| I ask most candidates to write code on a whiteboard in front of me and I’m not apologizing for it! The problem is usually fairly easy and if the candidate cannot get to a “describe solution in words” milestone then I will guide them to one. After that I ask them to write code. I will also tell them “the code is the part I care about”. The specific competency I am evaluating here is “can you turn thoughts into code”. I repeat that phrase in interview training so much I think people make fun of me for it. Imagine I give you a python list with 100 elements and I ask you to write code that will find all instances of the number “5” and move them to the front of the list. I don’t care about performance. You know you have to write a loop and whenever you see a 5, remove it and put it at the front. Easy. Not even really an “algorithm”. Some people can make code happen very easily and accurately. But some people really need to really think about it - what control flow to use, off by one errors, bounds issues - and make mistakes. Some people don’t see their own bugs. Some people do weird stuff that makes me think they haven’t seen a lot of code before. I teach interviewers to evaluate the act of the writing as much as the end product, kind of like when airport security asks you “where did you stay in New York” and doesn’t really care about the answer so much as how shifty you look when answering it. It doesn’t mean you have to materialize perfect code on the board to pass - not even close! But this exercise provides information, and when other exercises corroborate that information we use it to make a hire/nohire decision. Anyway, bottom line is whiteboard code is a completely reasonable technique to deploy in an interview setting and if you do this you shouldn’t feel bad about it. Much more depends on (a) whether the interviewer is trained and calibrated and (b) whether the company knows what it is even trying to evaluate than the question format. |
I've done a lot of lower level systems work and the fact is that even with a long career and history of very successful product I get whiteboard coding interviews when I look for a job ... and it's just fine. Yes it's not the same as day to day work, but it's related, and I have to admit that I find them kind of fun.

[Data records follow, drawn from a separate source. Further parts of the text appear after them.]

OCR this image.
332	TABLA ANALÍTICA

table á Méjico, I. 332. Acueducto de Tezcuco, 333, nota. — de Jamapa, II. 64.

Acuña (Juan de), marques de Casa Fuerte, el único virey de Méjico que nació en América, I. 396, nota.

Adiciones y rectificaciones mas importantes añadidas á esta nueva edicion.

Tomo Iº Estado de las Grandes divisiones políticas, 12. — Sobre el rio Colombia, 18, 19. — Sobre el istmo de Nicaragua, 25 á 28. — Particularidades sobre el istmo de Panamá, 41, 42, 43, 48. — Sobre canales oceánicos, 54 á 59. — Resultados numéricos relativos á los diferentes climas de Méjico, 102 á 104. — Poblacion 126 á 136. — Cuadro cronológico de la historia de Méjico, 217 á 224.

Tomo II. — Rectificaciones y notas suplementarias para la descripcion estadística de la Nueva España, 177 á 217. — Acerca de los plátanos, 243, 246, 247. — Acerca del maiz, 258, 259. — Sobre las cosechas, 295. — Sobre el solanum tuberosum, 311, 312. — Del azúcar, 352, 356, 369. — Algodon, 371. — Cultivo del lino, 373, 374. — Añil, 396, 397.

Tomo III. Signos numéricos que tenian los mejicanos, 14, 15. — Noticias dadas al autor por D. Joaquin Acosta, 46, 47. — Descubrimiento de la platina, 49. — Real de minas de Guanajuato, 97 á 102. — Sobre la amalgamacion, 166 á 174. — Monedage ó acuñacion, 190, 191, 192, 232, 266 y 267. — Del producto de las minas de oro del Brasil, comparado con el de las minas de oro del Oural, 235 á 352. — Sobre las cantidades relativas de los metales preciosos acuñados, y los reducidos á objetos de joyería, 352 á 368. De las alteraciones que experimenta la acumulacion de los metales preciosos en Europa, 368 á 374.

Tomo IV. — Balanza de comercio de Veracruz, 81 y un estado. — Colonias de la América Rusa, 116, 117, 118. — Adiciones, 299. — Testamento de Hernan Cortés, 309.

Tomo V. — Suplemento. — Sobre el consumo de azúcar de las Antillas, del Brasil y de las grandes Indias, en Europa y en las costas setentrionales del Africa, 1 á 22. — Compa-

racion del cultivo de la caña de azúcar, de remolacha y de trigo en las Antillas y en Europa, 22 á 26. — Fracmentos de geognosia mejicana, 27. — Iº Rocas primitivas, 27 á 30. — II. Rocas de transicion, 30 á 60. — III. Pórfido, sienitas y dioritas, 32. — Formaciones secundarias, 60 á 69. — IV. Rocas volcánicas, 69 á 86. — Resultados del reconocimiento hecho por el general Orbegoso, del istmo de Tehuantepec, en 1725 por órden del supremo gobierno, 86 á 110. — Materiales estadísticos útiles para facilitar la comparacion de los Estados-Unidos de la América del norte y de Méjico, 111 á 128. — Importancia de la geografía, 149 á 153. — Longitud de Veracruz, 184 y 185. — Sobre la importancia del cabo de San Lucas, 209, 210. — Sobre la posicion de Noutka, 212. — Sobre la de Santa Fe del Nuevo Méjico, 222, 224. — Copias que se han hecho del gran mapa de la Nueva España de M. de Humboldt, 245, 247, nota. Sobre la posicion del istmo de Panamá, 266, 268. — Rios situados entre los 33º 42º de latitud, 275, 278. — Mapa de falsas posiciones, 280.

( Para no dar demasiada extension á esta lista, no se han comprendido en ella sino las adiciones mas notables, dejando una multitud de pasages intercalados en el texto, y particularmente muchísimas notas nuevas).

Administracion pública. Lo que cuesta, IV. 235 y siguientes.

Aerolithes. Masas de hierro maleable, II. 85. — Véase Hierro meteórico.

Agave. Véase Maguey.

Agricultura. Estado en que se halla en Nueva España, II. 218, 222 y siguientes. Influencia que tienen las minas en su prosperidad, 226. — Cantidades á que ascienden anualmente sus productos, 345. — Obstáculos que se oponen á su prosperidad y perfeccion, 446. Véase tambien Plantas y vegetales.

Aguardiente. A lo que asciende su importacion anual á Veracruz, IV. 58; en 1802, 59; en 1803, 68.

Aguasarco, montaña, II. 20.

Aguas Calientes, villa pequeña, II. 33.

Maybe there are 2 types of "programming jobs": 1) you will have to implement data structures and algorithms, or 2) everything will be provided for you in a language or framework. For job type 2) CS is not needed - it's not a computer science related position ... it's "frameworking". I'm guessing that a lot of the whiteboard hate comes from type 2) people applying for type 1) jobs, OR type 2) companies asking type 1) questions.
For more history around whiteboard coding, there's the excellent "Why Can't Programmers Program" post: https://blog.codinghorror.com/why-cant-programmers-program/
I would like to actually figure out what is the bet way to do interviewing for coding positions but it's super hard to actually have these kinds of discussions on HN now without people getting upset at even suggesting whiteboard coding interviews.